Nilstad A, Bahr R, Andersen TE. Text messaging as a new method for injury registration in sports: a methodological study in elite female football. Scand J Med Sci Sports. 2014 Feb;24(1):243-9.

Methodological differences in epidemiologic studies have led to significant discrepancies in injury incidences reported. The aim of this study was to evaluate text messaging as a new method for injury registration in elite female football players and to compare this method with routine medical staff registration. Twelve teams comprising 228 players prospectively recorded injuries and exposure through one competitive football season. Players reported individually by answering three text messages once a week. A designated member of the medical staff conducted concurrent registrations of injuries and exposure. Injuries and exposure were compared between medical staff registrations from nine teams and their 159 affiliated players. During the football season, a total of 232 time-loss injuries were recorded. Of these, 62% were captured through individual registration only, 10% by the medical staff only, and 28% were reported through both methods. The incidence of training injuries was 3.7 per 1000 player hours when calculated from individual registration vs 2.2 from medical staff registration [rate ratio (RR): 1.7, 1.2-2.4]. For match injuries, the corresponding incidences were 18.6 vs 5.4 (RR: 3.4, 2.4-4.9), respectively. There was moderate agreement for severity classifications in injury cases reported by both methods (kappa correlation coefficient: 0.48, confidence interval: 0.30-0.66).
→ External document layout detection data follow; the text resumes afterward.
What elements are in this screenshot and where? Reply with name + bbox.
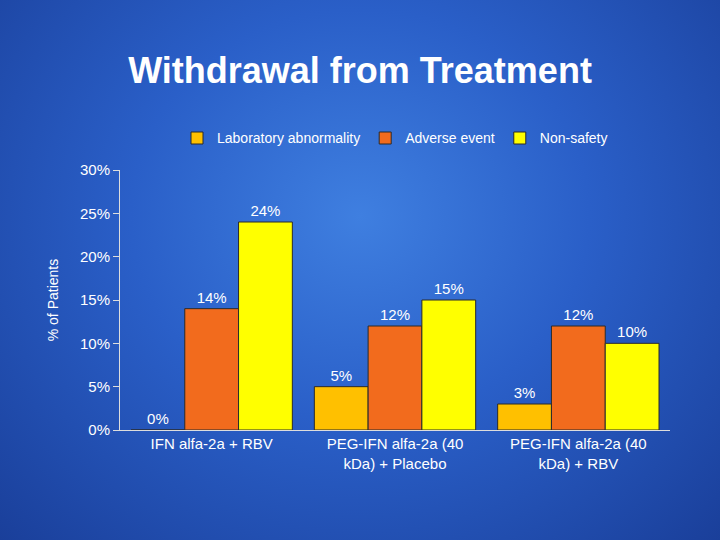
svg-text:12%: 12% [380,306,410,323]
svg-text:Non-safety: Non-safety [540,130,608,146]
svg-text:0%: 0% [147,410,169,427]
svg-text:10%: 10% [617,323,647,340]
svg-text:20%: 20% [80,248,110,265]
svg-text:Laboratory abnormality: Laboratory abnormality [217,130,360,146]
svg-text:5%: 5% [88,378,110,395]
svg-text:15%: 15% [434,280,464,297]
svg-text:24%: 24% [250,202,280,219]
svg-text:IFN alfa-2a + RBV: IFN alfa-2a + RBV [151,435,273,452]
svg-text:PEG-IFN alfa-2a (40kDa) + Plac: PEG-IFN alfa-2a (40kDa) + Placebo [327,435,464,472]
svg-text:10%: 10% [80,335,110,352]
svg-text:25%: 25% [80,205,110,222]
svg-text:Adverse event: Adverse event [405,130,495,146]
svg-text:Withdrawal from Treatment: Withdrawal from Treatment [128,50,592,91]
svg-text:% of Patients: % of Patients [45,259,61,342]
svg-text:14%: 14% [197,289,227,306]
svg-text:3%: 3% [514,384,536,401]
svg-text:12%: 12% [563,306,593,323]
svg-text:PEG-IFN alfa-2a (40kDa) + RBV: PEG-IFN alfa-2a (40kDa) + RBV [510,435,647,472]
svg-text:15%: 15% [80,291,110,308]
svg-text:30%: 30% [80,161,110,178]
svg-text:0%: 0% [88,421,110,438]
svg-text:5%: 5% [330,367,352,384]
Areta JL, Burke LM, Camera DM et al. Reduced resting skeletal muscle protein synthesis is rescued by resistance exercise and protein ingestion following short-term energy deficit. Am J Physiol Endocrinol Metab 2014;306:E989-997

The myofibrillar protein synthesis (MPS) response to resistance exercise (REX) and protein ingestion during energy deficit (ED) is unknown. In young men (n = 8) and women (n = 7), we determined protein signaling and resting postabsorptive MPS during energy balance [EB; 45 kcal·kg fat-free mass (FFM)(-1)·day(-1)] and after 5 days of ED (30 kcal·kg FFM(-1)·day(-1)) as well as MPS while in ED after acute REX in the fasted state and with the ingestion of whey protein (15 and 30 g). Postabsorptive rates of MPS were 27% lower in ED than EB (P < 0.001), but REX stimulated MPS to rates equal to EB. Ingestion of 15 and 30 g of protein after REX in ED increased MPS ∼16 and ∼34% above resting EB (P < 0.02). p70 S6K Thr(389) phosphorylation increased above EB only with combined exercise and protein intake (∼2-7 fold, P < 0.05). In conclusion, short-term ED reduces postabsorptive MPS; however, a bout of REX in ED restores MPS to values observed at rest in EB. The ingestion of protein after REX further increases MPS above resting EB in a dose-dependent manner. We conclude that combining REX with increased protein availability after exercise enhances rates of skeletal muscle protein synthesis during short-term ED and could in the long term preserve muscle mass.